Warren Times Mirror and Observer June 9, 1973

From the Memoirs of Harry Jefferson

“As a boy at home, I’ve seen as high as 25 or 30 teams of horses go by our house in a day going to Arroyo or Portland Mills.” In these words the late Harry Paul Jefferson began describing some of the earlier, life-long experiences in the forests of the Allegheny Plateau.

The teams that Jeff saw passing by his house as a boy were pulling wagons loaded with hemlock bark for the tanneries. Each wagon was fitted with a sort of cradle made of stakes. The stakes fitted into holes in the bottom of the wagon bed. According to Jeff, they piled the bark “way above the stakes; as high as they could get it. That made a tremendous load. They moved all of that bark out before bad weather came in the fall.”

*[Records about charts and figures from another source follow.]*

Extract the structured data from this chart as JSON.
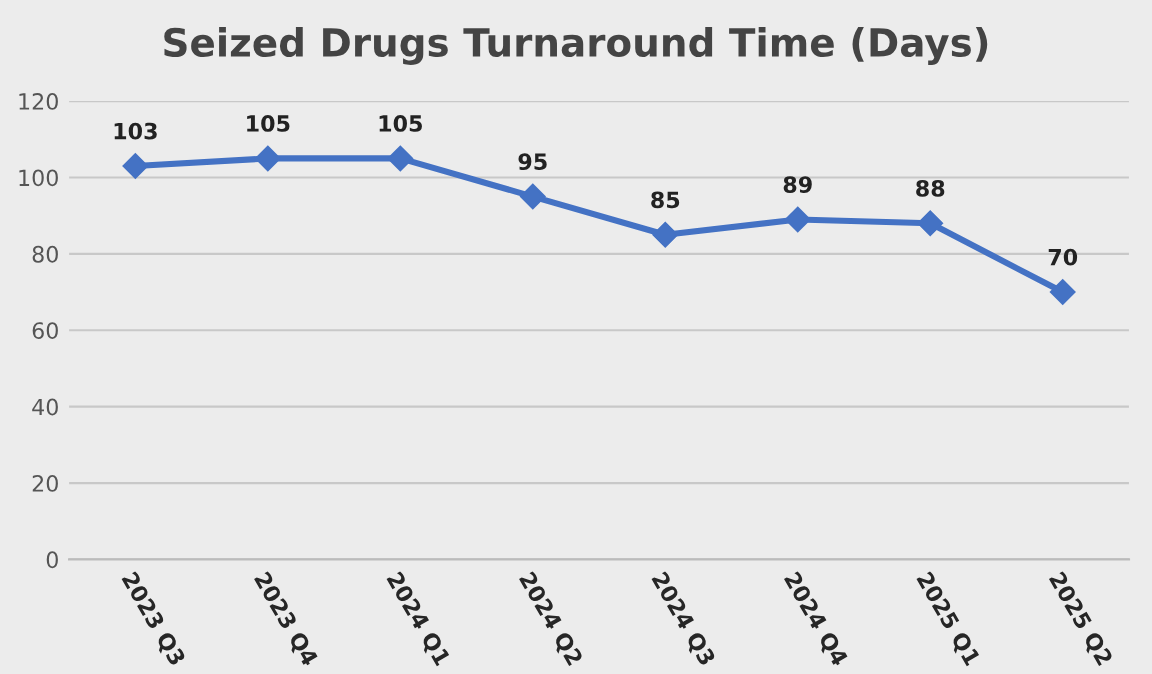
{
  "chart_data": {
    "type": "line",
    "title": "Seized Drugs Turnaround Time (Days)",
    "categories": [
      "2023 Q3",
      "2023 Q4",
      "2024 Q1",
      "2024 Q2",
      "2024 Q3",
      "2024 Q4",
      "2025 Q1",
      "2025 Q2"
    ],
    "series": [
      {
        "color": "#4472c4",
        "values": [
          103,
          105,
          105,
          95,
          85,
          89,
          88,
          70
        ]
      }
    ],
    "ylim": [
      0,
      120
    ],
    "yticks": [
      0,
      20,
      40,
      60,
      80,
      100,
      120
    ],
    "grid": "y",
    "marker": "diamond",
    "line_style": "solid",
    "data_labels": true
  }
}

Jeff remembered other ways of getting the bark out of the woods, too. “On steep hillsides, they ran their bark off in chutes.” The chutes were flat-bottom troughs made of wood, down which the bark would slide. Another method used was the two-horse dray—a slide-like affair about ten feet long that “would haul a cord and a half or two cords.”

Hemlock bark is rich in tannic acid, a necessary ingredient for the tanning of leather. In the use of the early forests, hemlock bark was a valuable product. In most instances, it had far more value than the logs that could be cut from the tree.

Moving the bark was quite a chore when you consider that each piece had to be loaded and unloaded by hand. No mechanical equipment existed for handling it.

The bark peelers moved into the woods early in the year, according to Jeff. “They peeled bark from the 15th of May—depending on an early or late spring—until the 25th of July, depending on how wet or dry the season was. The latter part of July, the bark would tighten (on the trees) and you couldn’t depend on every tree being used.

“Most bark was peeled on a piecework basis. As I remember, we got around a dollar and a half or a dollar and seventy-five cents a day. (We worked a five-man crew) two men on the crosscut saw, felling and cutting logs; on man ‘fitting’ the bark; one man spudding (peeling the bark). The fifth man turned the log and bumped the knots using a double bit ace. The double bit ace weighed 3 to 4½ pounds.

“When the bark peeling was over, the bark peelers, as a rule, went out to town. In the ‘teens on through the early ‘thirties, there would be in Sheffield as high as 300 lumber jacks (converging) on that town in 24 hours, all with their money. And they had it. They were paid by the cord (of bark). They were paid by check. They weren’t paid in gold.”